I went to a local bar with some friends, and we all had a very, very poor experience, so I voiced my displeasure on Yelp! After doing so, I was contacted by the manager and invited to stop by to discuss my concerns. I dropped by one day after work, relayed my story, discussed the review, and the bar addressed my concerns. A staff member in question had already been let go, and the establishment requested that I pass their apologies along to my other friends. They also gave me several gift cards, and invited us all to return.

While some of this is pretty standard, the polite and straightforward manner in which they addressed my concerns converted me from displeased customer to brand evangelist. I felt valued as an individual and a consumer, so I amended my review. I now sing the praises of the bar, as well as stop in regularly for a pint and some great BBQ.

The Final Score

Once you've got all your players, and your strategies, in place, you stand ahead of the game. You're in place to convert your followers into true brand evangelists!

There are plenty of businesses that have already shown us how successful they can be with evangelists by their side. Here are just three examples.

Ford Motor Company

Despite its share of trials and tribulations, Ford remains a strong brand in the United States. They stay true to their heritage, enable their employees to be evangelists, engage in plenty of experiential marketing, and reap the benefits. They're one of the few global carmakers to see modest gains as the world works its way out of a deep recession.

Nike

Nike is the owner of one of the most recognizable brand marks in the world. From America to Mongolia and Iceland to South Africa, people all over the world recognize Nike and certainly have a brand identity with it. People don't view Nike as a brand only for athletes. They identify with the company as it relates to their lifestyle. People don't buy a pair of Nike shoes because they need footwear or buy a Nike running top because it's necessarily the best'they choose Nike often because of the lifestyle Nike advertises. And people will sing their praises'and keep buying'because of it. Globally, Nike stands to continue seeing large benefits.

Apple

Perhaps the most famous of all companies for their brand evangelism is Apple. No company has succeeded quite like Apple in converting everyday people who buy their products into walking billboards. Like Nike, Apple advertises a lifestyle. (Full disclosure: I'm a very ardent Apple fan.) Outfit your life with an Apple music player, an Apple phone, an Apple laptop, and an Apple tablet'Apple has it all!

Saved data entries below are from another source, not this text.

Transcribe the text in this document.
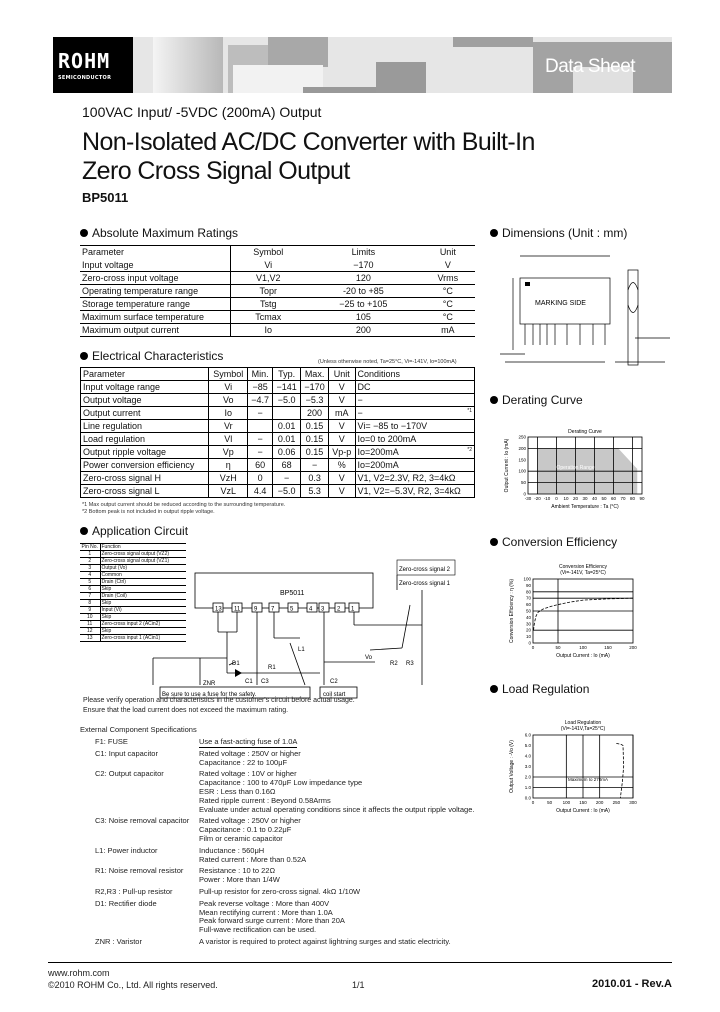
ROHM
SEMICONDUCTOR
Data Sheet
100VAC Input/ -5VDC (200mA) Output
Non-Isolated AC/DC Converter with Built-In
Zero Cross Signal Output
BP5011
Absolute Maximum Ratings
Parameter	Symbol	Limits	Unit
Input voltage	Vi	−170	V
Zero-cross input voltage	V1,V2	120	Vrms
Operating temperature range	Topr	-20 to +85	°C
Storage temperature range	Tstg	−25 to +105	°C
Maximum surface temperature	Tcmax	105	°C
Maximum output current	Io	200	mA
Electrical Characteristics	(Unless otherwise noted, Ta=25°C, Vi=-141V, Io=100mA)
Parameter	Symbol	Min.	Typ.	Max.	Unit	Conditions
Input voltage range	Vi	−85	−141	−170	V	DC
Output voltage	Vo	−4.7	−5.0	−5.3	V	−
Output current	Io	−		200	mA	− *1

Line regulation	Vr		0.01	0.15	V	Vi= −85 to −170V
Load regulation	Vl	−	0.01	0.15	V	Io=0 to 200mA
Output ripple voltage	Vp	−	0.06	0.15	Vp-p	Io=200mA *2

Power conversion efficiency	η	60	68	−	%	Io=200mA
Zero-cross signal H	VzH	0	−	0.3	V	V1, V2=2.3V, R2, 3=4kΩ
Zero-cross signal L	VzL	4.4	−5.0	5.3	V	V1, V2=−5.3V, R2, 3=4kΩ
*1 Max output current should be reduced according to the surrounding temperature.
*2 Bottom peak is not included in output ripple voltage.
Application Circuit
Pin No.	Function
1	Zero-cross signal output (VZ2)
2	Zero-cross signal output (VZ1)
3	Output (Vo)
4	Common
5	Drain (Ctrl)
6	Skip
7	Drain (Coil)
8	Skip
9	Input (Vi)
10	Skip
11	Zero-cross input 2 (ACin2)
12	Skip
13	Zero-cross input 1 (ACin1)
BP5011
Zero-cross signal 2
Zero-cross signal 1
D1
R1
C1	C2
C3
ZNR
L1
Vo
R2 R3
Be sure to use a fuse for the safety.	coil start
13 11 9 7	5	4 3 2 1
Please verify operation and characteristics in the customer's circuit before actual usage.
Ensure that the load current does not exceed the maximum rating.
External Component Specifications
F1: FUSE	Use a fast-acting fuse of 1.0A
C1: Input capacitor	Rated voltage : 250V or higher
Capacitance : 22 to 100μF
C2: Output capacitor	Rated voltage : 10V or higher
Capacitance : 100 to 470μF Low impedance type
ESR : Less than 0.16Ω
Rated ripple current : Beyond 0.58Arms
Evaluate under actual operating conditions since it affects the output ripple voltage.
C3: Noise removal capacitor Rated voltage : 250V or higher
Capacitance : 0.1 to 0.22μF
Film or ceramic capacitor
L1: Power inductor	Inductance : 560μH
Rated current : More than 0.52A
R1: Noise removal resistor Resistance : 10 to 22Ω
Power : More than 1/4W
R2,R3 : Pull-up resistor	Pull-up resistor for zero-cross signal. 4kΩ 1/10W
D1: Rectifier diode	Peak reverse voltage : More than 400V
Mean rectifying current : More than 1.0A
Peak forward surge current : More than 20A
Full-wave rectification can be used.
ZNR : Varistor	A varistor is required to protect against lightning surges and static electricity.
Dimensions (Unit : mm)
MARKING SIDE
Derating Curve
-30 -20 -10 0 10 20 30 40 50 60 70 80 90
0
50
100
150
200
250
Ambient Temperature : Ta (°C)
Output Current : Io (mA)
Derating Curve
Operation Range
Conversion Efficiency
0	50	100	150	200
0
10
20
30
40
50
60
70
80
90
100
Output Current : Io (mA)
Conversion Efficiency : η (%)
Conversion Efficiency
(Vi=-141V, Ta=25°C)
Load Regulation
0	50 100 150 200 250 300
0.0
1.0
2.0
3.0
4.0
5.0
6.0
Output Current : Io (mA)
Output Voltage : -Vo (V)
Load Regulation
(Vi=-141V,Ta=25°C)
Maximum Io 270mA
www.rohm.com
©2010 ROHM Co., Ltd. All rights reserved.	1/1	2010.01 - Rev.A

What has helped make Apple so successful is that they create amazing products, showcase an amazing lifestyle around them, and then help their users not only figure out what to say when they share, but also how to share it. How many other brands have evangelists that will engage in flame-wars on public forums just to promote the brand they think is the best? (A Google search of 'apple versus android' yields over 5 million results!)

Apple has reached this point because they've made great products, identified potential evangelists, worked with them to promote messages, and motivated evangelism across their user-base.

Post-Game

Don't forget to check out our previous posts (here and here) on Creating and Leveraging Community for your brand. And don't forget'the most important thing to consider when building brand evangelists is to always consider your brand. It's surprising how easy it can be to lose sight of just what exactly your brand stands for.

If you always put your brand first when you plan, connect, and share with your audience, then you are already doing a lot better than most of your competition!